In 2012 three hotel companies – all members of ITP – provided details of their participation in YCI in their corporate reports.
Hyatt Hotels & Resorts
Hyatt has partnered with YCI since 2008 and has implemented the initiative in Sao Paulo, Warsaw, Amman and Cancun. The involved hotel properties have collectively hired 60% of their programmes’ graduates. Today more than 10% of employees at Brazil’s Grand Hyatt in Sao Paulo are graduates of YCI. See here a video of Hyatt's Brigitta Witt talking about Workforce training for 'favelas'.
In 2011, the NH Mexico City hotel provided training to 10 young people through the YCI programme. In 2012, 6 of these young people have joined the staff of the property.

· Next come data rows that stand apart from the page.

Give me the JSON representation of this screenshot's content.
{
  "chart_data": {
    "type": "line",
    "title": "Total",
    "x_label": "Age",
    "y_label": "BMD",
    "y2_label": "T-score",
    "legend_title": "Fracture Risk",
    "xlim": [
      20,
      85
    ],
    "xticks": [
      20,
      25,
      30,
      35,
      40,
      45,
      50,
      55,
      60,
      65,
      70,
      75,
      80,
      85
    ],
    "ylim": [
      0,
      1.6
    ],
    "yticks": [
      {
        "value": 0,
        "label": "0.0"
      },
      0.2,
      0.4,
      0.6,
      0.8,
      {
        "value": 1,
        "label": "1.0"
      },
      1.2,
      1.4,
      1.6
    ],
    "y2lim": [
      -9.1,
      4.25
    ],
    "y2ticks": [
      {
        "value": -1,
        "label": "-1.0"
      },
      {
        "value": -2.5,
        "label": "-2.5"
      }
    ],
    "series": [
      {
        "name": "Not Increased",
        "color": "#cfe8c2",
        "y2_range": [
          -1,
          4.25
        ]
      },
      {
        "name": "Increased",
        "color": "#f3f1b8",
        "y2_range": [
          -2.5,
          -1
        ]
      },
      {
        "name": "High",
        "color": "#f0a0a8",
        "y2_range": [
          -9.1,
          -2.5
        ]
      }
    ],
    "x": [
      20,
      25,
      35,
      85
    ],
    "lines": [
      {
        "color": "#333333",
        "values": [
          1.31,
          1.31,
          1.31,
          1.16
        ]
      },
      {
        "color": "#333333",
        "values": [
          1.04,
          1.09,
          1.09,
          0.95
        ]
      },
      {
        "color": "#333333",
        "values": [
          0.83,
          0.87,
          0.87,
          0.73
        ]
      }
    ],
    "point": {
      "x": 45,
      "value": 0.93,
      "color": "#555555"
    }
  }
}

In 2010, Marriott was instrumental in securing a $200,000 grant for YCI from the U.S. Department of State’s Office. The grant was awarded to monitor and combat trafficking in persons through including rehabilitated survivors of human trafficking in the YCI programme in Mexico, Vietnam and Brazil (find out more about the YCI human trafficking pilot). In 2012, this initiative’s first graduating class in Mexico City included 11 survivors of trafficking from local shelters.
YCI is made possible thanks to a unique partnership with the international hotel industry, whereby participating properties provide the human, operational and training resources to deliver the programme.
In addition to being a great example for a corporate responsibility programme, YCI makes good business sense. In many developing markets, hotels are often confronted with a severe lack of local workers equipped with the skills needed in the hospitality industry. At the same time, huge numbers of young people are unemployed. YCI closes this gap: the hotels grow and nurture a pool of immediately employable, loyal staff with an intimate understanding of the inner workings of a high-end property. When a YCI graduate is offered a job, their income has a positive effect on an average of four additional people in their family. And so the socio-economic impact of the scheme works like a ripple effect throughout disadvantaged communities.
Moreover, the staff at the participating properties find the teaching and mentoring experience hugely rewarding and motivating:
I believe YCI’s holistic approach fosters a positive change not only in the lives of the young people but also in the hotel’s daily routine, member of staff at the JW Marriott Rio de Janeiro.
Every year 57 leading hotels empower some 456 young people in 12 countries within the YCI framework. 85% of graduates either go into employment or further education.